Saddleback as it looks today from the cockpit of Jody’s aerobatic plane.

By Ernie Becker

The name Saddleback is synonymous in the motocross world with the “On Any Sunday” racing generation. For many, it was more then just a motocross track. It was a way of life. For the racers…It defined who you were. For others, it was a dream. For a few… this track brought opportunities to become a factory star.

Saddleback overview.

This is what the incredible Suicide Mountain uphill jump looked like as Warren Reid sailed over the top.

This was what Suicide Mountain looked like if you didn’t jump it. Most riders didn’t try it.

David Bailey trying to get as much lift as possible. Note how far down it is to where David came from before going up Suicide Mountain.
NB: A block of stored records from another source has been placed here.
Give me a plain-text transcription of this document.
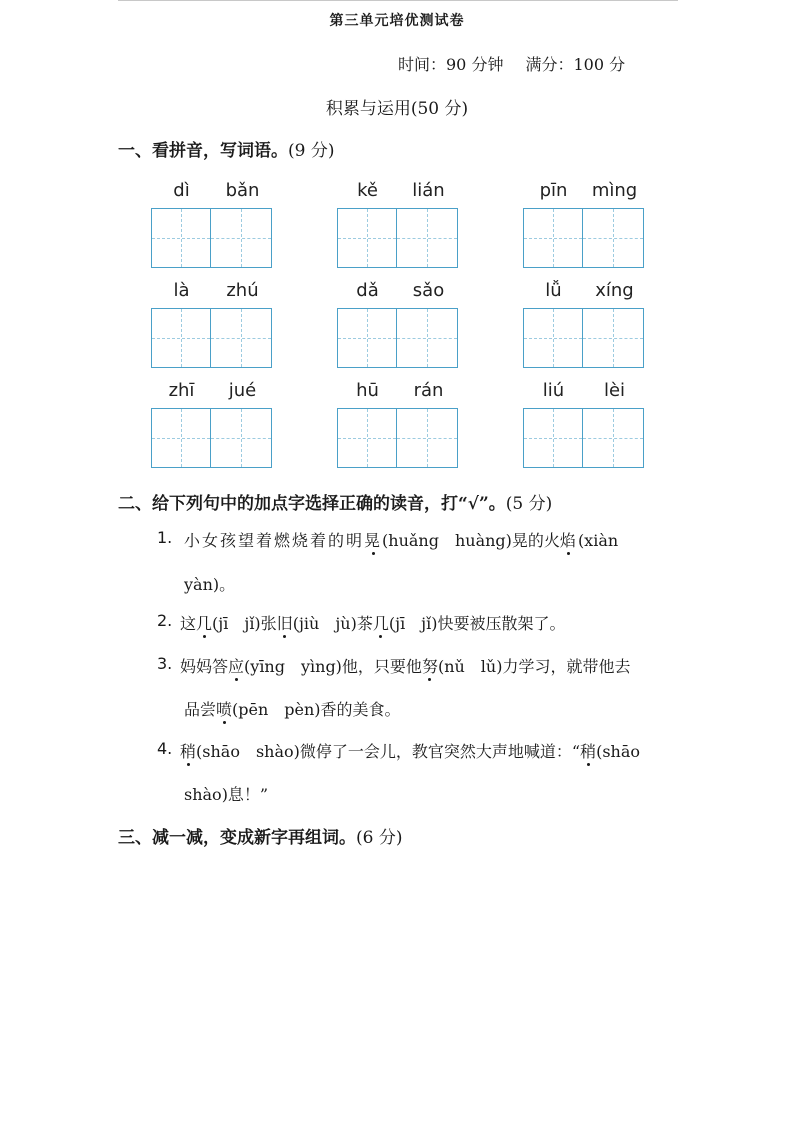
第三单元培优测试卷
时间：90 分钟 满分：100 分
积累与运用(50 分)
一、看拼音，写词语。(9 分)
dì	bǎn	kě	lián	pīn	mìng
là	zhú	dǎ	sǎo	lǚ	xíng
zhī	jué	hū	rán	liú	lèi
二、给下列句中的加点字选择正确的读音，打“√”。(5 分)
1. 小女孩望着燃烧着的明晃(huǎng　huàng)晃的火焰(xiàn
yàn)。
2. 这几(jī　jǐ)张旧(jiù　jù)茶几(jī　jǐ)快要被压散架了。
3. 妈妈答应(yīng　yìng)他，只要他努(nǔ　lǔ)力学习，就带他去
品尝喷(pēn　pèn)香的美食。
4. 稍(shāo　shào)微停了一会儿，教官突然大声地喊道：“稍(shāo
shào)息！”
三、减一减，变成新字再组词。(6 分)
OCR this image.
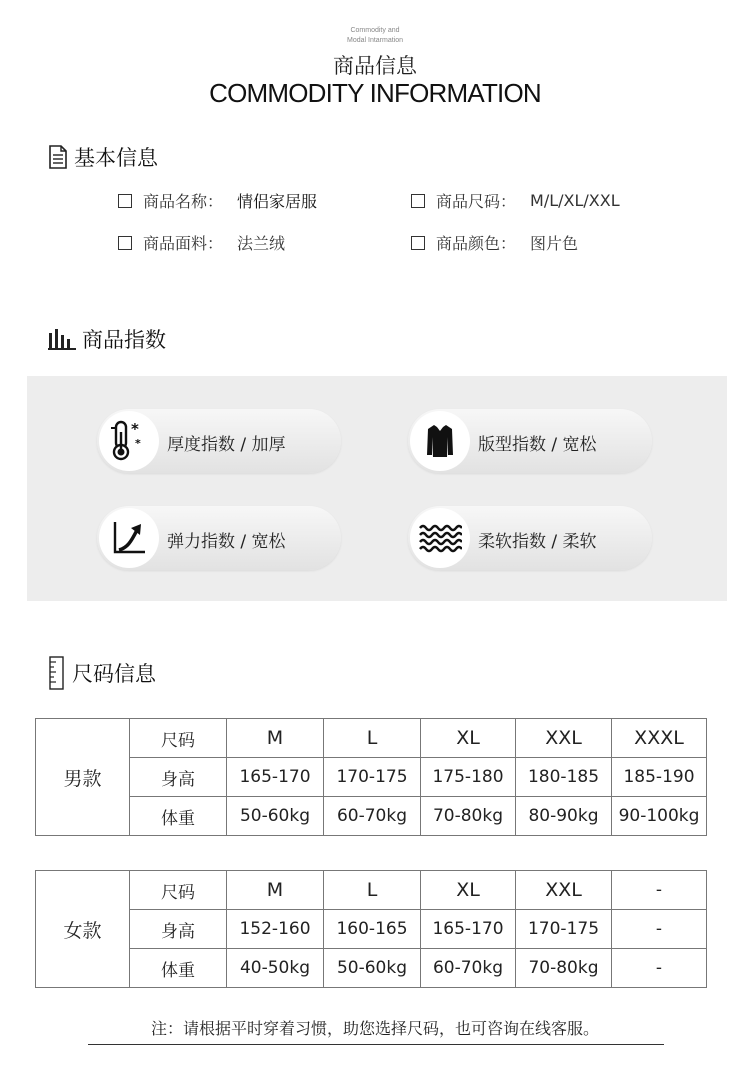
Commodity and
Modal Intarmation
商品信息
COMMODITY INFORMATION
基本信息
商品名称： 情侣家居服	商品尺码： M/L/XL/XXL
商品面料： 法兰绒	商品颜色： 图片色
商品指数
*
* 厚度指数 / 加厚	版型指数 / 宽松
弹力指数 / 宽松	柔软指数 / 柔软
尺码信息
男款	尺码	M	L	XL	XXL	XXXL
	身高	165-170	170-175	175-180	180-185	185-190
	体重	50-60kg	60-70kg	70-80kg	80-90kg	90-100kg
女款	尺码	M	L	XL	XXL	-
	身高	152-160	160-165	165-170	170-175	-
	体重	40-50kg	50-60kg	60-70kg	70-80kg	-
注：请根据平时穿着习惯，助您选择尺码，也可咨询在线客服。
By today standards, the dirt at Saddleback would be not rideable. In the morning it would be a mud hole. Deep mud that weighed your bike down by adding 20 pounds to it. By the first moto the traction would be great. Berms were ideal and it was racing at it’s finest…it was nirvana. When the second moto rolled around you were racing on a concrete, blue groove situation. It became a dust bowl racing on an asphalt surface.

The starting gate as it was back in the late 1970s. 

The starting gate as it is today. Overgrown and almost invisible.

Coming out of the first turn. Jody Weisel (left) and Lance Moorewood (right) lead.

The track itself was based in rolling hills and a stones throw away from the beach and even closer to Disneyland. And, it was the Disneyland of the motocross industry since all the major manufactures were less then a 30-minute drive away. It was unique track—it had soul.

Danny “Magoo” Chandler casually looks over to see Chappy Blose crash on the long downhill leap from the top of Banzai Hill.

This is the famous tree turn—so named because it was the only corner at Saddleback that went around a tree. It was an uphill right-hand hairpin. It required the rider to scrunch his weight down on the bars while keeping the rest of his weight on the rear tire. Not so easy on a Montesa VB250.

This is the tree turn today. It was located below the finish line and only one corner away from the flag. We have no idea who the two guys standing next to it are.

Bob Hannah knocking Kent Howerton down at the top of the Magoo double Jump.

What made Saddleback? The track itself, that’s what made Saddleback so unique. Why? Here are some examples:
* The Start Hill. This was considered to be the worlds best natural dyno. It defined horsepower.
* Banzai Hill and Webco were part of the tracks iconic culture.
* The Magoo-Hannah double jumps and Suicide Mountain were only doable if you had no fear.
* The Tree Turn… one of the most photographed corners in motocross history.

This is Suicide Mountain today. The take-off was on the right side of the famous telephone pole.

The first year of Suicide Mountain the track didn’t keep going all the way to the top, so nobody, including Jody Weisel  (midway up the hill), had to worry about jumping up to where the Datsun 240Z is parked. In the first year, everybody turned at the telephone pole.

Suicide Mountain went up three levels. At local races, riders parked their vans on the levels which were wide enough for trucks to park side-by-side. To jump Suicide Mountain you had to be wide open and on the good line. Traction was minimal and the face to the first level was almost straight up (and rough). David Bailey (1) is hoping to make it to the second level (where the 240Z was parked in the photo above).

If your over 40, your moto heroes raced on this hollowed ground. Minert, West, Jones, DeCoster, Mosier, Hannah, Howerton, Ward, Johnson, O’Mara, Bailey and Lechien were some of the legends that used Saddleback to make them who they are.

Back in its glory days Saddleback Park had a paved downhill Soap Box Derby track just outside the north fence line. You can still see the white painted line today.

Mark Barnett riding his factory RA125 Suzuki to the top of Suicide Mountain.

There is that telephone pole again. Look how rough the ground is. These riders didn’t even make it to the take-off point before they crashed.

If your under 40 you’ve probably heard the name Saddleback but still don’t understand what it meant to many people. Hopefully this will help you understand why it means so much to so many. Recently MXA went back to Saddleback for a trip down memory lane (technically called trepassing). We wanted to see how much nature had reclaimed of the track since it closed in 1984. Take a look at history.